Chris wears blazer by Nerve, shirt by Duck and Cover, Wyverns tie by JCH, Wyverns scarf by JCH, trousers by vintage and watch by Black Dice
NAME: Chris Morris
FULL NAME OF SOCIETY: The Wyverns (aka The Gentleman Wyverns of Magdalene College)
ROLE WITHIN YOUR SOCIETY: Recently Superannuated (alumni) Vice: What’s the deal with the Wyverns? Chris: We’re an elite sporting and social society. Most of the time is spent responding to demand from female societies for our presence at social gatherings. The society is renowned for hosting the biggest Garden Party in Cambridge, held annually on “Suicide Sunday”. This used to take place within the beautiful backdrop of the Fellows’ Garden but is now held in exile, after that got damaged beyond repair.
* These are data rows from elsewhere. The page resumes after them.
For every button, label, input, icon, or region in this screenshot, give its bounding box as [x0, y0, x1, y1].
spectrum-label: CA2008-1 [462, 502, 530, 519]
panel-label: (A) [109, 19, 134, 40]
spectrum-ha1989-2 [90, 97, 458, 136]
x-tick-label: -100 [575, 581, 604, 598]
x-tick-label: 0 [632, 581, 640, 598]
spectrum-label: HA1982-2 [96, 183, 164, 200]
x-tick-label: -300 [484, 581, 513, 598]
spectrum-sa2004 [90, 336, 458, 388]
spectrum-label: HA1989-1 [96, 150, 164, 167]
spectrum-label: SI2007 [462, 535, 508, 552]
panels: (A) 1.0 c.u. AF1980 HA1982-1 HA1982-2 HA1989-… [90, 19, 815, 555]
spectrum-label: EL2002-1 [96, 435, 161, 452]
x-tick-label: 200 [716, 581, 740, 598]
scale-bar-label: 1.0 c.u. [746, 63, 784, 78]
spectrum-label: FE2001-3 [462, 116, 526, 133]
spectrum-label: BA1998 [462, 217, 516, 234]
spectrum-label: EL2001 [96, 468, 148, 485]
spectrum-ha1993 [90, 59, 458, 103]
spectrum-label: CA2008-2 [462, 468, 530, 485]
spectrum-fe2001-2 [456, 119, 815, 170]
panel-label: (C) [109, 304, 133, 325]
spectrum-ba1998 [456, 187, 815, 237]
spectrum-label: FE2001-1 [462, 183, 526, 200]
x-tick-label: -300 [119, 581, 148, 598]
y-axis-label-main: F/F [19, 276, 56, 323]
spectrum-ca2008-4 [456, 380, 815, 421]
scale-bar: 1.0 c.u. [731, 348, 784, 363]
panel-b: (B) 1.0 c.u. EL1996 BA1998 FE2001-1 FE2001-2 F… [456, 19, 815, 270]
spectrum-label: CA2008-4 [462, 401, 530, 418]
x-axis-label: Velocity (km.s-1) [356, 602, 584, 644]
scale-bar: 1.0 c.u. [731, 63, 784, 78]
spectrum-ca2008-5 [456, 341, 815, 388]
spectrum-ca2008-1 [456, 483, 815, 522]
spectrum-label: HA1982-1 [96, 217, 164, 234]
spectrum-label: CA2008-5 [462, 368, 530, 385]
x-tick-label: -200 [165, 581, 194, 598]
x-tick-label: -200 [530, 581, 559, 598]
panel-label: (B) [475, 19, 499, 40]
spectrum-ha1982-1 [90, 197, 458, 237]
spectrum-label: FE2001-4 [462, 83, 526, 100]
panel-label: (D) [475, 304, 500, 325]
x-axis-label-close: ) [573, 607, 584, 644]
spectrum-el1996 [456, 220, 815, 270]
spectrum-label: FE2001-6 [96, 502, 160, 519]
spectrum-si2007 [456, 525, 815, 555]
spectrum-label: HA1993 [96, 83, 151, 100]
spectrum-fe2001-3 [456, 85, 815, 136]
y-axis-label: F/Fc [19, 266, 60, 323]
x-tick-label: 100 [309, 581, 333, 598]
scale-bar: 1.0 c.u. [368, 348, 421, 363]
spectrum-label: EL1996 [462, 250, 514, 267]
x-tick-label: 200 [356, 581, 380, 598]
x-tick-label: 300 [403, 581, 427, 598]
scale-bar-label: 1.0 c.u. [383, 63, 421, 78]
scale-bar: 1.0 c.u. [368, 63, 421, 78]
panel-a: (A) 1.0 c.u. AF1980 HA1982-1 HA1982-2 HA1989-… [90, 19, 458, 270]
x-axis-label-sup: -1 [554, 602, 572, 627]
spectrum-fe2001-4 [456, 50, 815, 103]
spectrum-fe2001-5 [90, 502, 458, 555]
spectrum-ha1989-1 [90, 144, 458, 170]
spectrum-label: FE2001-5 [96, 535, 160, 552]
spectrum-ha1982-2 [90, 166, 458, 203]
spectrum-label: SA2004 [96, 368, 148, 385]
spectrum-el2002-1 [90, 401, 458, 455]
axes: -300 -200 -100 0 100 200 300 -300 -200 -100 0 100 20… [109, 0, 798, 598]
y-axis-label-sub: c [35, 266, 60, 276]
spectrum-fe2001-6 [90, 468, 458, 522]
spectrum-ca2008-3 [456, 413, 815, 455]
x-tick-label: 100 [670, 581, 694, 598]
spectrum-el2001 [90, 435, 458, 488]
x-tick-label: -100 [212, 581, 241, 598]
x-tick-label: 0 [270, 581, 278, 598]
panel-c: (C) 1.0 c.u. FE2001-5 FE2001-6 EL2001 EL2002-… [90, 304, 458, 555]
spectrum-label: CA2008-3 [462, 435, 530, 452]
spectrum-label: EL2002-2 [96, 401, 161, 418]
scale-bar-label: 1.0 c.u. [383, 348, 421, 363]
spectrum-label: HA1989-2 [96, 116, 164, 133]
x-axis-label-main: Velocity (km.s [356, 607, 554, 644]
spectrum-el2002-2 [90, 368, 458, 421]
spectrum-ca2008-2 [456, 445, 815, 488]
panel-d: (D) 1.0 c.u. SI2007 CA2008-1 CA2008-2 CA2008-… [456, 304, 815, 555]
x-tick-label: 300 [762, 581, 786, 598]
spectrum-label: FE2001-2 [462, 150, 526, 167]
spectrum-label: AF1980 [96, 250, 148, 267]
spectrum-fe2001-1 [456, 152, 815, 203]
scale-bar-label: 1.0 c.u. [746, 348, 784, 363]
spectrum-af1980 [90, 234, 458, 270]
We’re also renowned for pissing in the drinks and paddling pool jelly wrestling. Are there any special society rules? We can never wash our ties. We have to dip them in the first pint after initiation. If the song “Tiger Feet” is played in the college bar, all Wyverns must have finished their drink and removed all clothing before the culmination of the song. What’s the initiation into your society? Potential members are invited to a sumptuous sit-down meal, hosted by current Wyverns and held in a small room lined with plastic sheeting containing several wheelie bins. Approximately 24 custom-made courses over the period of an afternoon and evening. Any food combination allowable and the more inventive the better (e.g. raw, whole fish or vinegar and chilli milkshakes.) All bodily excretions are retained and are taken everywhere by the initiee. It usually begins with something like a raw leek and is to be completed by downing a live goldfish. Some have been hospitalised due to unfortunate failure to appreciate allergenic conditions and when that happens, you’re judged not to have completed the initiation. Does this kind of stuff get you in trouble? Yes. In Cambridge we’ve been banned from The Maypole Pub, Old Orleans Restaurant, The Curry Mahal, The Baron of Beef, Curry King, Queen’s College, St John’s College and Sidney Sussex College. Does your society have any famous alumni? Samuel Pepys.